В результате этого разговора Лила начала “мечтать о себе” совсем по‐иному, чем привела Тада в восторг: она приходила в мою комнату с охапкой “подрывной литературы”, которую до сих пор брат напрасно пытался заставить ее читать. Моя кровать была завалена памфлетами, подпольно отпечатанными “учебной группой” Тада; свернувшись под балдахином, где некогда покоились князья, подняв колени к подбородку, она читала Бакунина, Кропоткина и некоего Грамши, которым безоговорочно восхищался ее брат. Она расспрашивала меня о Народном фронте, известном мне только по воздушному змею “Леон Блюм” – дядя хранил его в углу мастерской. Неожиданно она захотела знать все о гражданской войне в Испании и о Пасионарии, чье имя произносила с живым интересом, потому что при ее новой манере “искать себя”, говорила она мне, здесь могла быть возможность. Она курила сигарету за сигаретой и тушила их с яростной решимостью в серебряных пепельницах, которые я ей протягивал. Я был чувствителен к этому способу успокоить меня, показать мне свою нежность и, быть может, любить меня: я подозревал, что в ее неожиданной революционной вспышке больше игры чувств, чем какой бы то ни было убежденности. Кончалось все тем, что мы скидывали книги и памфлеты на ковер и искали прибежища в страсти, гораздо менее теоретической. Я знал также, что мое упрощенное представление о вещах (я представлял себя сельским почтальоном, возвращающимся каждый вечер к Лиле и нашим многочисленным детям) происходит от той самой комической наивности, которая некогда заставляла наших светских посетителей так смеяться над “чокнутым почтальоном” и его инфантильными воздушными змеями. Я узнавал в этом присутствие какой‐то изначальной и неискоренимой жилки предков, совсем не соответствовавшей тому, чего могла ожидать Лила от человека, с которым свяжет свою судьбу. Однажды ночью я робко спросил у нее:

– А если бы я закончил Политехническую школу первым, тогда…

– Что?

Я замолчал. Речь шла не о том, что я собираюсь сделать со своей жизнью, а что женщина сделает с моей. И я не понимал, что у моей подруги было предчувствие совсем другого “меня” и совсем других “нас” в том мире, чье наступление она неясно ощущала, когда, прячась в моих объятиях, шептала, что “будет землетрясение”.

Эскадроны кавалеристов с саблями и знаменами с песней проехали через Гродек, отправляясь занимать позиции на немецкой границе.

Говорили, что видный офицер французского Генерального штаба приехал для инспекции укреплений Хелма и провозгласил их “достойными в некоторых отношениях нашей линии Мажино”.

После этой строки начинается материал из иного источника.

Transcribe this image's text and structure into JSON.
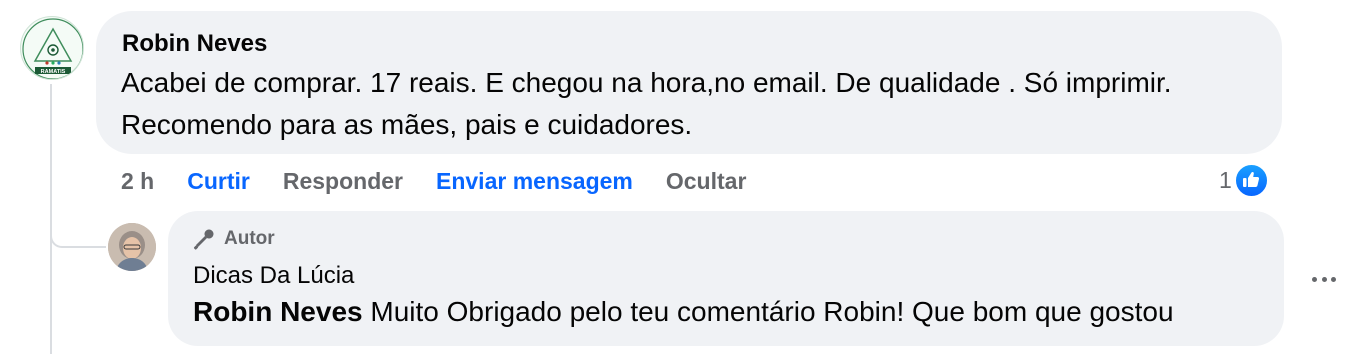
{
  "comment": {
    "author": "Robin Neves",
    "avatar_text": "RAMATIS",
    "text": "Acabei de comprar. 17 reais. E chegou na hora,no email. De qualidade . Só imprimir. Recomendo para as mães, pais e cuidadores.",
    "time": "2 h",
    "actions": {
      "like": "Curtir",
      "reply": "Responder",
      "message": "Enviar mensagem",
      "hide": "Ocultar"
    },
    "reaction_count": "1",
    "reaction_icon": "thumbs-up-icon"
  },
  "reply": {
    "badge": "Autor",
    "badge_icon": "microphone-icon",
    "author": "Dicas Da Lúcia",
    "mention": "Robin Neves",
    "text": " Muito Obrigado pelo teu comentário Robin! Que bom que gostou"
  },
  "colors": {
    "bubble": "#f0f2f5",
    "accent": "#0866ff",
    "muted": "#65676b"
  }
}
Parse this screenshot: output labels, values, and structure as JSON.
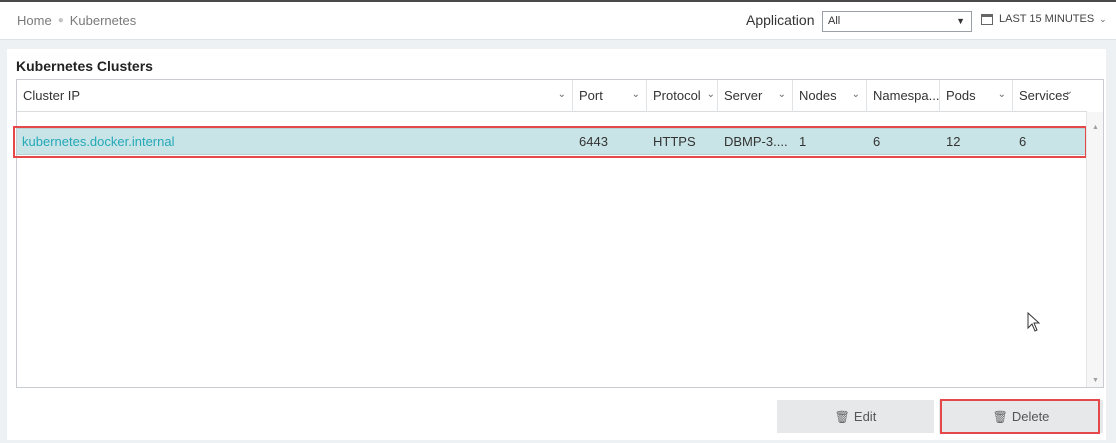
{
  "breadcrumb": {
    "home": "Home",
    "current": "Kubernetes"
  },
  "header": {
    "application_label": "Application",
    "application_value": "All",
    "time_range": "LAST 15 MINUTES"
  },
  "panel": {
    "title": "Kubernetes Clusters"
  },
  "table": {
    "columns": [
      "Cluster IP",
      "Port",
      "Protocol",
      "Server",
      "Nodes",
      "Namespa...",
      "Pods",
      "Services"
    ],
    "rows": [
      {
        "cluster_ip": "kubernetes.docker.internal",
        "port": "6443",
        "protocol": "HTTPS",
        "server": "DBMP-3....",
        "nodes": "1",
        "namespaces": "6",
        "pods": "12",
        "services": "6"
      }
    ]
  },
  "buttons": {
    "edit": "Edit",
    "delete": "Delete"
  },
  "icons": {
    "calendar": "calendar-icon",
    "trash": "trash-icon",
    "chevron": "chevron-down-icon"
  },
  "colors": {
    "accent_link": "#24a8b8",
    "selected_row": "#c9e4e6",
    "highlight_border": "#e44848"
  }
}
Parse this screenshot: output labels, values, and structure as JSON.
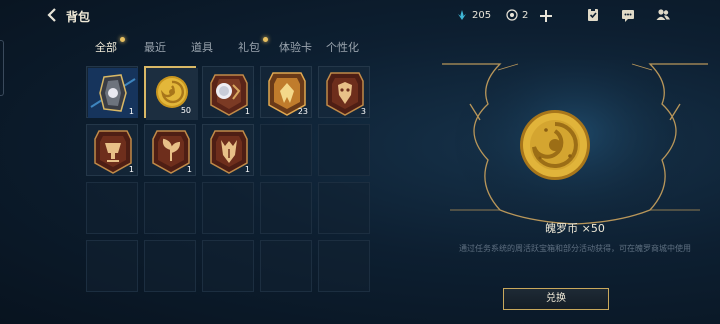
{
  "header": {
    "title": "背包",
    "back_icon": "chevron-left-icon",
    "gems": "205",
    "coins": "2",
    "add_icon": "plus-icon",
    "icons": [
      "clipboard-check-icon",
      "chat-icon",
      "friends-icon"
    ]
  },
  "tabs": [
    {
      "label": "全部",
      "active": true,
      "dot": true
    },
    {
      "label": "最近",
      "active": false,
      "dot": false
    },
    {
      "label": "道具",
      "active": false,
      "dot": false
    },
    {
      "label": "礼包",
      "active": false,
      "dot": true
    },
    {
      "label": "体验卡",
      "active": false,
      "dot": false
    },
    {
      "label": "个性化",
      "active": false,
      "dot": false
    }
  ],
  "items": [
    {
      "icon": "blue-chest-icon",
      "count": "1"
    },
    {
      "icon": "gold-coin-icon",
      "count": "50",
      "selected": true
    },
    {
      "icon": "orb-emblem-icon",
      "count": "1"
    },
    {
      "icon": "gold-emblem-icon",
      "count": "23"
    },
    {
      "icon": "mask-emblem-icon",
      "count": "3"
    },
    {
      "icon": "cup-emblem-icon",
      "count": "1"
    },
    {
      "icon": "leaf-emblem-icon",
      "count": "1"
    },
    {
      "icon": "beast-emblem-icon",
      "count": "1"
    }
  ],
  "detail": {
    "name": "魄罗币 ×50",
    "description": "通过任务系统的周活跃宝箱和部分活动获得，可在魄罗商城中使用",
    "button": "兑换"
  },
  "colors": {
    "accent_gold": "#d9b866",
    "gem_cyan": "#3fb7d6"
  }
}
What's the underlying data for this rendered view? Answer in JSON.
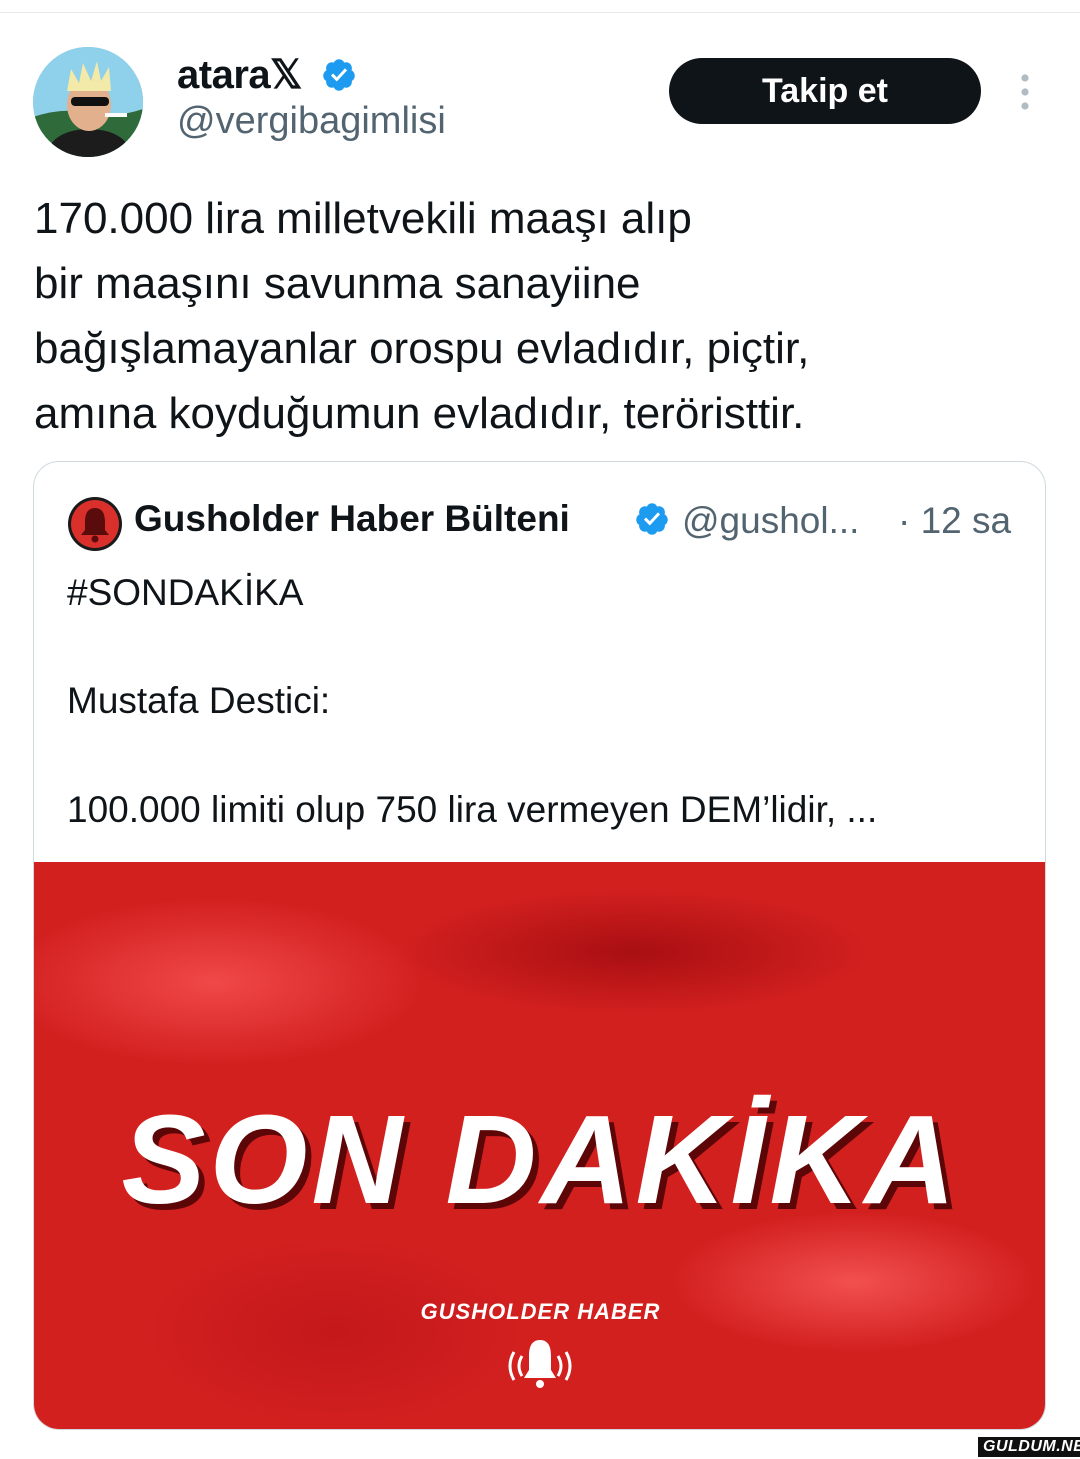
{
  "tweet": {
    "author_name": "atara𝕏",
    "author_handle": "@vergibagimlisi",
    "follow_label": "Takip et",
    "text_lines": [
      "170.000 lira milletvekili maaşı alıp",
      "bir maaşını savunma sanayiine",
      "bağışlamayanlar orospu evladıdır, piçtir,",
      "amına koyduğumun evladıdır, teröristtir."
    ]
  },
  "quote": {
    "author_name": "Gusholder Haber Bülteni",
    "author_handle": "@gushol...",
    "time": "· 12 sa",
    "text_lines": [
      "#SONDAKİKA",
      "Mustafa Destici:",
      "100.000 limiti olup 750 lira vermeyen DEM’lidir, ..."
    ],
    "media": {
      "title": "SON DAKİKA",
      "brand": "GUSHOLDER HABER"
    }
  },
  "watermark": "GULDUM.NET",
  "colors": {
    "accent_verified": "#1d9bf0",
    "follow_bg": "#0f1419",
    "media_red": "#d2201f",
    "secondary_text": "#536471"
  },
  "icons": [
    "verified-icon",
    "more-icon",
    "bell-icon"
  ]
}
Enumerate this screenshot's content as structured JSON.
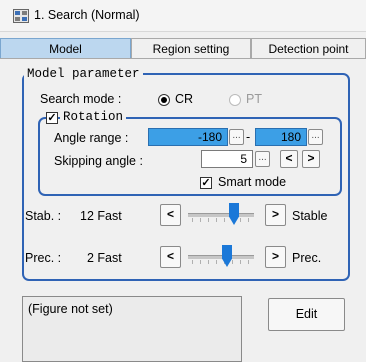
{
  "window": {
    "title": "1. Search (Normal)",
    "icon": "search-window-icon"
  },
  "tabs": [
    {
      "label": "Model",
      "active": true
    },
    {
      "label": "Region setting",
      "active": false
    },
    {
      "label": "Detection point",
      "active": false
    }
  ],
  "model_parameter": {
    "legend": "Model parameter",
    "search_mode": {
      "label": "Search mode :",
      "options": [
        "CR",
        "PT"
      ],
      "selected": "CR"
    },
    "rotation": {
      "legend": "Rotation",
      "checked": true,
      "angle_range": {
        "label": "Angle range :",
        "min": "-180",
        "separator": "-",
        "max": "180"
      },
      "skipping_angle": {
        "label": "Skipping angle :",
        "value": "5",
        "prev": "<",
        "next": ">"
      },
      "smart_mode": {
        "label": "Smart mode",
        "checked": true
      }
    },
    "stab": {
      "label": "Stab. :",
      "value": "12 Fast",
      "left_btn": "<",
      "right_btn": ">",
      "right_label": "Stable",
      "level": 0.73
    },
    "prec": {
      "label": "Prec. :",
      "value": "2 Fast",
      "left_btn": "<",
      "right_btn": ">",
      "right_label": "Prec.",
      "level": 0.6
    }
  },
  "figure": {
    "status": "(Figure not set)"
  },
  "edit_button": "Edit",
  "colors": {
    "group_border": "#2f63b5",
    "active_tab": "#bcd7ef",
    "field_highlight": "#3c9fe6",
    "slider_thumb": "#1b78d8"
  },
  "mini_button_glyph": "..."
}
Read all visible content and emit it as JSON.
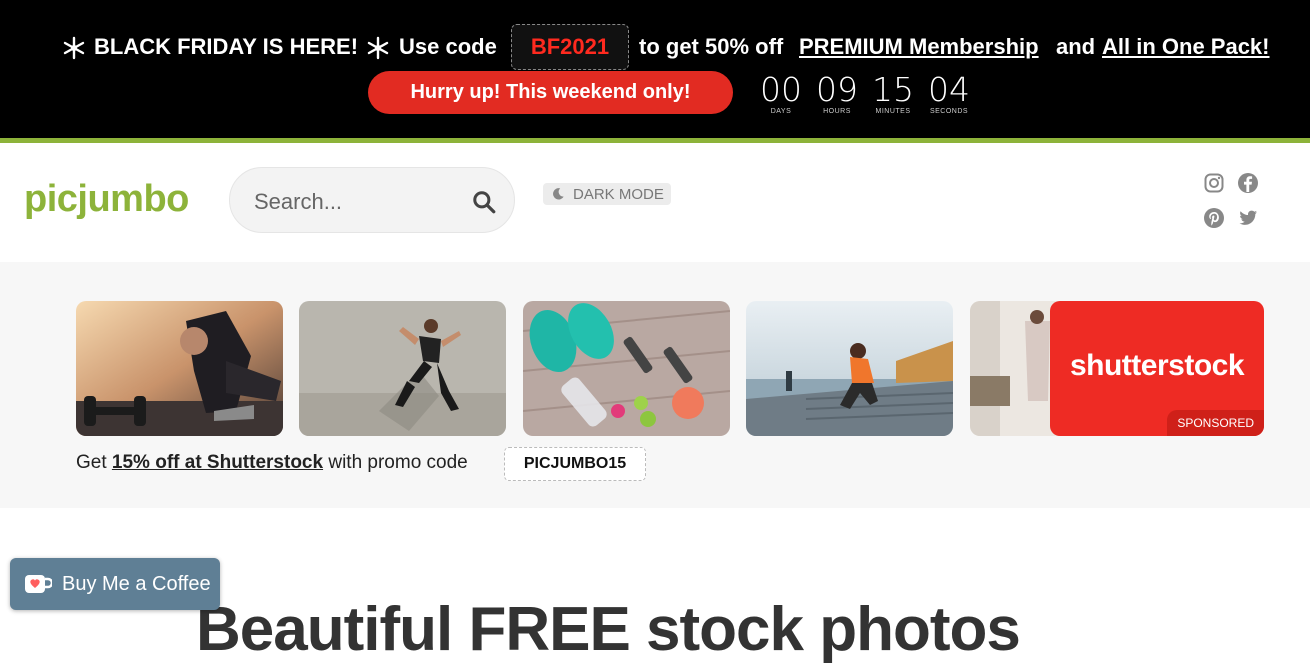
{
  "promo": {
    "headline": "BLACK FRIDAY IS HERE!",
    "use_code": "Use code",
    "code": "BF2021",
    "to_get": "to get 50% off",
    "premium_link": "PREMIUM Membership",
    "and": "and",
    "pack_link": "All in One Pack!",
    "hurry": "Hurry up! This weekend only!",
    "countdown": [
      {
        "value": "00",
        "label": "DAYS"
      },
      {
        "value": "09",
        "label": "HOURS"
      },
      {
        "value": "15",
        "label": "MINUTES"
      },
      {
        "value": "04",
        "label": "SECONDS"
      }
    ]
  },
  "header": {
    "logo": "picjumbo",
    "search_placeholder": "Search...",
    "dark_mode": "DARK MODE"
  },
  "sponsored": {
    "shutterstock_logo": "shutterstock",
    "sponsored_label": "SPONSORED",
    "promo_prefix": "Get",
    "promo_link": "15% off at Shutterstock",
    "promo_suffix": "with promo code",
    "promo_code": "PICJUMBO15"
  },
  "main": {
    "headline": "Beautiful FREE stock photos"
  },
  "bmc": {
    "label": "Buy Me a Coffee"
  },
  "colors": {
    "brand_green": "#8db33a",
    "promo_red": "#e22b22",
    "shutterstock_red": "#ee2b24"
  }
}
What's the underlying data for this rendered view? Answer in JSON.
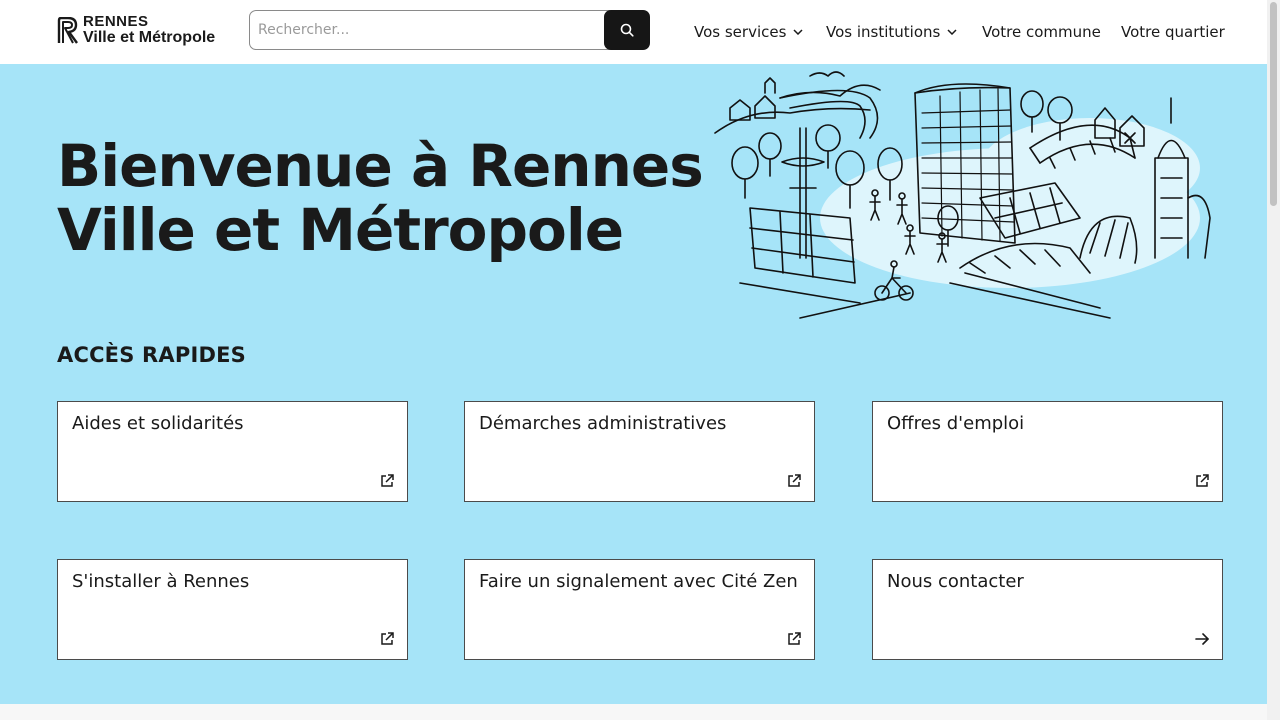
{
  "header": {
    "logo": {
      "line1": "RENNES",
      "line2": "Ville et Métropole"
    },
    "search": {
      "placeholder": "Rechercher...",
      "value": "",
      "button_icon": "search-icon"
    },
    "nav": [
      {
        "label": "Vos services",
        "has_dropdown": true
      },
      {
        "label": "Vos institutions",
        "has_dropdown": true
      },
      {
        "label": "Votre commune",
        "has_dropdown": false
      },
      {
        "label": "Votre quartier",
        "has_dropdown": false
      }
    ]
  },
  "hero": {
    "title_line1": "Bienvenue à Rennes",
    "title_line2": "Ville et Métropole"
  },
  "quick_access": {
    "title": "ACCÈS RAPIDES",
    "cards": [
      {
        "label": "Aides et solidarités",
        "icon": "external-link-icon"
      },
      {
        "label": "Démarches administratives",
        "icon": "external-link-icon"
      },
      {
        "label": "Offres d'emploi",
        "icon": "external-link-icon"
      },
      {
        "label": "S'installer à Rennes",
        "icon": "external-link-icon"
      },
      {
        "label": "Faire un signalement avec Cité Zen",
        "icon": "external-link-icon"
      },
      {
        "label": "Nous contacter",
        "icon": "arrow-right-icon"
      }
    ]
  },
  "colors": {
    "hero_background": "#a6e4f8",
    "header_background": "#ffffff",
    "search_button": "#161616",
    "text": "#1a1a1a",
    "card_border": "#4b4b4b"
  }
}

Почти каждую неделю Ханс фон Шведе тайно пересекал запретную границу на своем красивом сером коне, чтобы провести несколько дней с кузенами. Я знал, что он рискует карьерой и даже жизнью, чтобы увидеть Лилу. Он рассказал нам, что караульные стреляли в него, один раз с польской стороны, другой – с немецкой. Я с трудом переносил его присутствие и еще хуже – дружеское отношение к нему Лилы. Они совершали в лесу долгие прогулки верхом. Я не понимал этого аристократического братания во время драки: мне казалось, что это отсутствие принципов. Я шел в музыкальный салон, где Бруно целыми днями упражнялся за роялем. Он готовился к поездке в Англию, так как был приглашен на Шопеновский конкурс в Эдинбурге. Англия тоже старалась в эти гибельные дни оказать Польше поддержку своей спокойной мощью.

– Не понимаю, как Броницкие принимают у себя человека, который вот-вот будет офицером во вражеской армии, – говорил я ему, бросаясь в кресло.

– Стать врагами всегда успеется, старик.